Vor 2015 war das mit dem Mindestlohn noch Witz und Kommunismus. Wir arbeiteten im Osten neben Schule und Studium für fünf Euro pro Stunde. Am krassesten wurde mir das bewusst, als ich paar Monate Nachtschicht für diesen Betrag in einer Jugendherberge in Chemnitz als Wächterin, Putzfrau und Anbaggermaterial für besoffene Männer anheuerte.
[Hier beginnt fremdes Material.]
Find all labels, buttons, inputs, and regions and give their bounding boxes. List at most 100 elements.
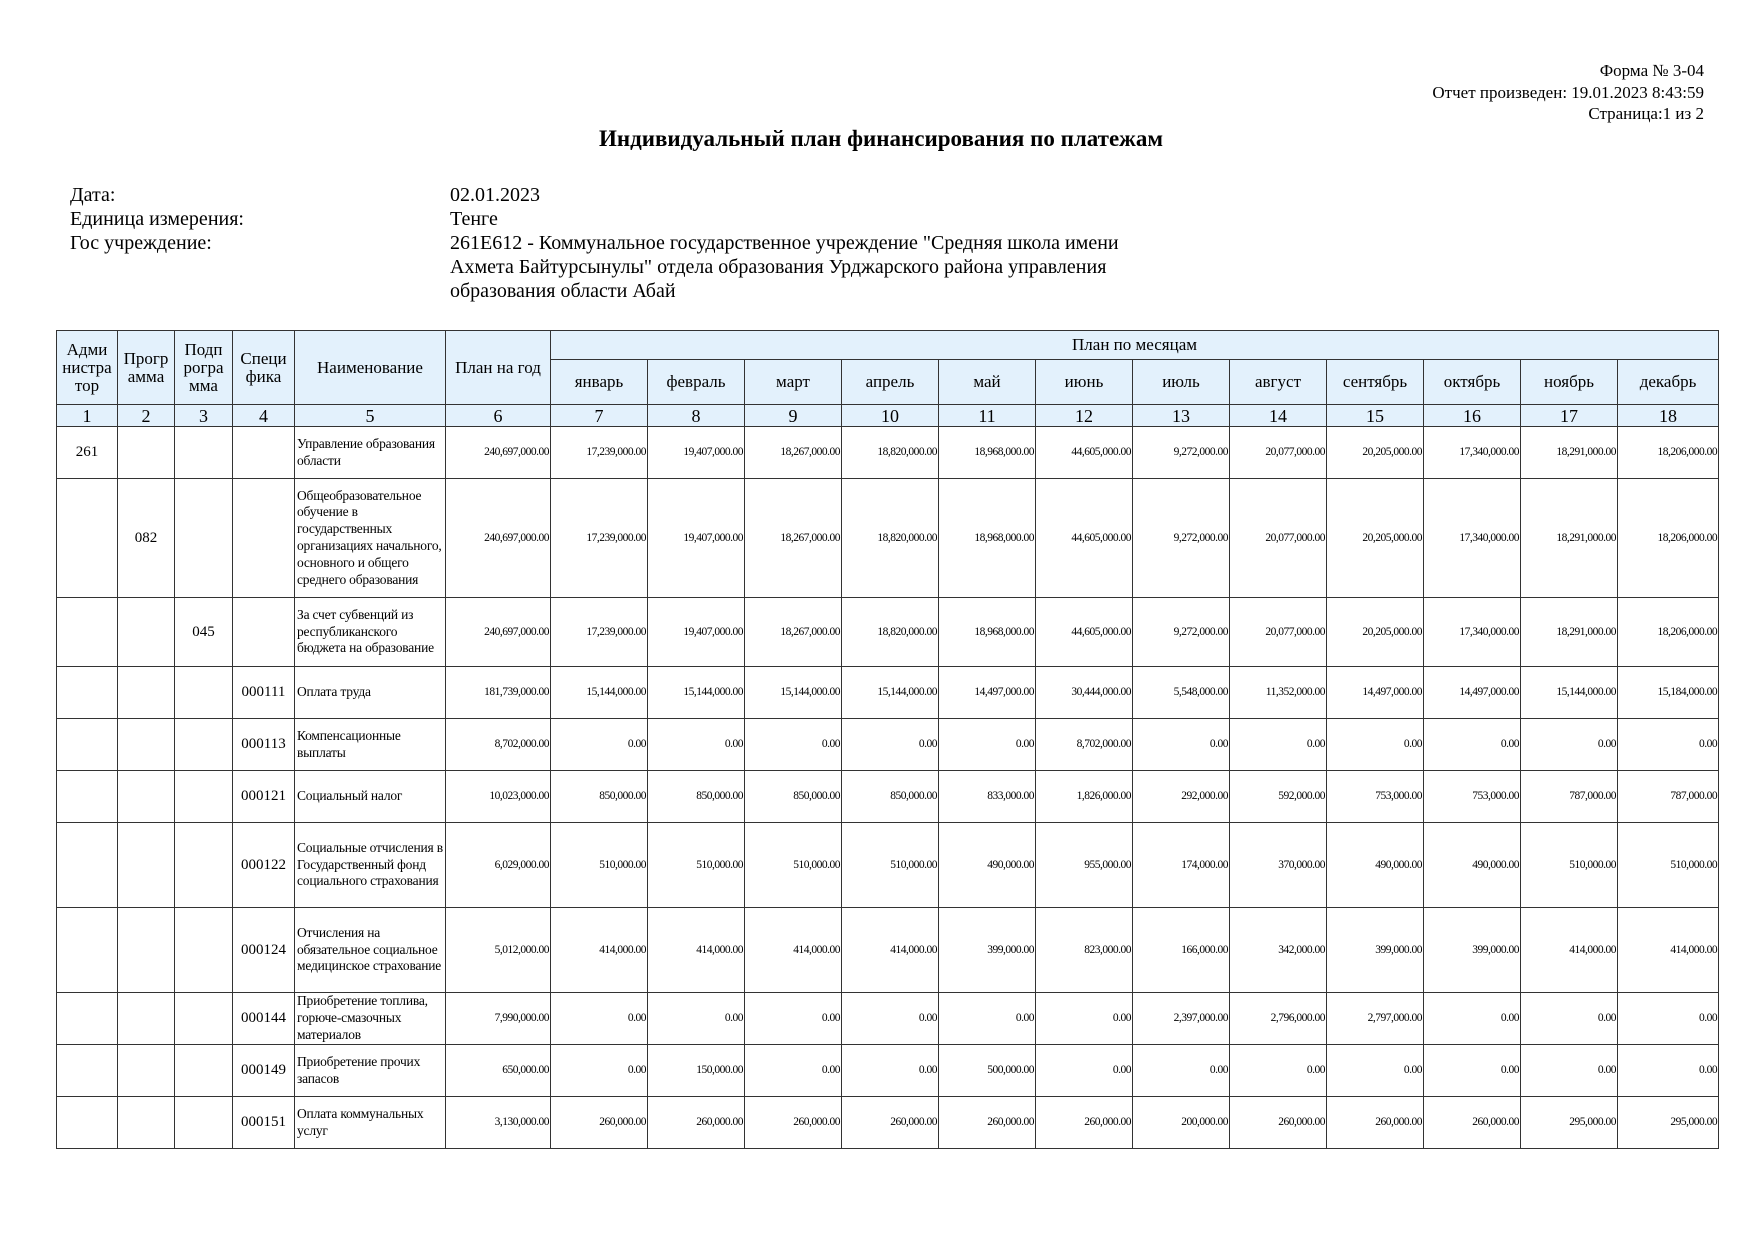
cell-plan-year: 8,702,000.00 — [445, 718, 551, 771]
cell-plan-year: 240,697,000.00 — [445, 426, 551, 479]
cell-month-amount: 200,000.00 — [1132, 1096, 1230, 1149]
table-row: 000111 Оплата труда 181,739,000.00 15,144,0… — [56, 666, 1720, 719]
cell-specifics — [232, 597, 295, 667]
column-number: 9 — [744, 404, 842, 427]
info-unit: Единица измерения: Тенге — [70, 207, 1170, 231]
column-number: 4 — [232, 404, 295, 427]
cell-plan-year: 5,012,000.00 — [445, 907, 551, 993]
cell-month-amount: 753,000.00 — [1326, 770, 1424, 823]
cell-month-amount: 260,000.00 — [1326, 1096, 1424, 1149]
col-month: июнь — [1035, 359, 1133, 405]
cell-specifics: 000124 — [232, 907, 295, 993]
cell-month-amount: 15,144,000.00 — [841, 666, 939, 719]
cell-plan-year: 6,029,000.00 — [445, 822, 551, 908]
column-number: 1 — [56, 404, 118, 427]
col-month: январь — [550, 359, 648, 405]
col-month: октябрь — [1423, 359, 1521, 405]
col-subprogram: Подп рогра мма — [174, 330, 233, 405]
col-program: Прогр амма — [117, 330, 175, 405]
cell-specifics: 000144 — [232, 992, 295, 1045]
cell-month-amount: 18,291,000.00 — [1520, 478, 1618, 598]
cell-month-amount: 0.00 — [1229, 718, 1327, 771]
cell-month-amount: 787,000.00 — [1520, 770, 1618, 823]
cell-month-amount: 19,407,000.00 — [647, 426, 745, 479]
cell-name: Оплата коммунальных услуг — [294, 1096, 446, 1149]
cell-month-amount: 0.00 — [550, 992, 648, 1045]
cell-month-amount: 0.00 — [841, 1044, 939, 1097]
col-month: декабрь — [1616, 359, 1720, 405]
cell-program — [117, 992, 175, 1045]
cell-month-amount: 17,239,000.00 — [550, 478, 648, 598]
cell-month-amount: 20,077,000.00 — [1229, 597, 1327, 667]
cell-month-amount: 0.00 — [1035, 992, 1133, 1045]
cell-month-amount: 5,548,000.00 — [1132, 666, 1230, 719]
cell-month-amount: 0.00 — [1520, 992, 1618, 1045]
cell-specifics — [232, 478, 295, 598]
cell-admin — [56, 770, 118, 823]
col-month: февраль — [647, 359, 745, 405]
col-admin: Адми нистра тор — [56, 330, 118, 405]
cell-specifics: 000149 — [232, 1044, 295, 1097]
cell-month-amount: 44,605,000.00 — [1035, 478, 1133, 598]
cell-month-amount: 8,702,000.00 — [1035, 718, 1133, 771]
cell-month-amount: 414,000.00 — [550, 907, 648, 993]
cell-month-amount: 14,497,000.00 — [1326, 666, 1424, 719]
cell-month-amount: 753,000.00 — [1423, 770, 1521, 823]
cell-plan-year: 650,000.00 — [445, 1044, 551, 1097]
column-number: 11 — [938, 404, 1036, 427]
cell-month-amount: 18,820,000.00 — [841, 478, 939, 598]
cell-subprogram: 045 — [174, 597, 233, 667]
cell-month-amount: 414,000.00 — [841, 907, 939, 993]
column-number: 8 — [647, 404, 745, 427]
table-row: 261 Управление образования области 240,697… — [56, 426, 1720, 479]
info-label: Гос учреждение: — [70, 232, 212, 254]
cell-month-amount: 510,000.00 — [841, 822, 939, 908]
cell-month-amount: 18,820,000.00 — [841, 426, 939, 479]
table-row: 000122 Социальные отчисления в Государств… — [56, 822, 1720, 908]
cell-month-amount: 18,206,000.00 — [1616, 426, 1720, 479]
cell-month-amount: 15,144,000.00 — [550, 666, 648, 719]
cell-month-amount: 500,000.00 — [938, 1044, 1036, 1097]
cell-month-amount: 19,407,000.00 — [647, 478, 745, 598]
cell-month-amount: 490,000.00 — [1326, 822, 1424, 908]
column-number: 13 — [1132, 404, 1230, 427]
cell-month-amount: 510,000.00 — [550, 822, 648, 908]
cell-plan-year: 181,739,000.00 — [445, 666, 551, 719]
cell-subprogram — [174, 426, 233, 479]
cell-month-amount: 18,267,000.00 — [744, 478, 842, 598]
cell-month-amount: 414,000.00 — [744, 907, 842, 993]
col-month: апрель — [841, 359, 939, 405]
cell-month-amount: 370,000.00 — [1229, 822, 1327, 908]
cell-month-amount: 14,497,000.00 — [938, 666, 1036, 719]
cell-program — [117, 426, 175, 479]
cell-month-amount: 490,000.00 — [938, 822, 1036, 908]
cell-program — [117, 770, 175, 823]
cell-name: Приобретение прочих запасов — [294, 1044, 446, 1097]
table-row: 082 Общеобразовательное обучение в госуда… — [56, 478, 1720, 598]
cell-month-amount: 9,272,000.00 — [1132, 597, 1230, 667]
cell-month-amount: 2,796,000.00 — [1229, 992, 1327, 1045]
cell-name: Приобретение топлива, горюче-смазочных м… — [294, 992, 446, 1045]
cell-month-amount: 19,407,000.00 — [647, 597, 745, 667]
cell-month-amount: 0.00 — [1520, 718, 1618, 771]
table-row: 045 За счет субвенций из республиканского… — [56, 597, 1720, 667]
cell-month-amount: 18,267,000.00 — [744, 597, 842, 667]
column-number: 17 — [1520, 404, 1618, 427]
cell-month-amount: 0.00 — [938, 718, 1036, 771]
table-row: 000151 Оплата коммунальных услуг 3,130,000… — [56, 1096, 1720, 1149]
cell-month-amount: 18,291,000.00 — [1520, 597, 1618, 667]
cell-name: Управление образования области — [294, 426, 446, 479]
cell-program — [117, 666, 175, 719]
cell-month-amount: 18,820,000.00 — [841, 597, 939, 667]
cell-month-amount: 18,206,000.00 — [1616, 478, 1720, 598]
financing-plan-table: Адми нистра тор Прогр амма Подп рогра мм… — [56, 330, 1720, 1149]
col-plan-year: План на год — [445, 330, 551, 405]
cell-month-amount: 2,797,000.00 — [1326, 992, 1424, 1045]
column-number: 6 — [445, 404, 551, 427]
cell-month-amount: 9,272,000.00 — [1132, 478, 1230, 598]
column-number: 2 — [117, 404, 175, 427]
cell-specifics: 000122 — [232, 822, 295, 908]
cell-subprogram — [174, 907, 233, 993]
cell-program — [117, 597, 175, 667]
column-number: 14 — [1229, 404, 1327, 427]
Nach jeder Schicht lief ich um sieben Uhr morgens nach Hause und seufzte leise in meine Heimwegkippe, weil ich sage und schreibe in sieben Stunden 35 Euro verdient hatte. Über das Wort “Nachtzuschlag” konnte ich nur weinen. Wenigstens hatte ich mich während meiner Schichten reichlich an der Eistruhe und Eiern fürs Frühstück bedient (falls meine ehemaligen Arbeitgeber mitlesen: Versteht dies als Satire).
Aus der Jugendherbergserfahrung nahm ich dennoch etwas fundamental Wichtiges mit: Ich stellte fest, dass ich fortan nur noch nachts arbeiten wollte. Nachts arbeiten ist, als würde man sich austricksen. Der Kopf ist Brei, man wird müde-benebelt und was man tut, rauscht nur so an einem vorbei. Sobald man irgendwann, zwischen fünf und acht, im Bett liegt, hat man es eigentlich schon wieder vergessen, die Feierabendmüdigkeit lautet hier Dummheit und komaartiger Schlaf. Es sei denn, vor dem Fenster muss eine Kindergartentruppe Posaune spielen, es ist mal wieder Karneval, Bäume müssen sinnloserweise abgesägt werden oder Nachbarn schreien sich an, wie es dem jeweils anderen denn GERADE SO GEHT UND WAS IST JETZT MIT NADINE EIGENTLICH?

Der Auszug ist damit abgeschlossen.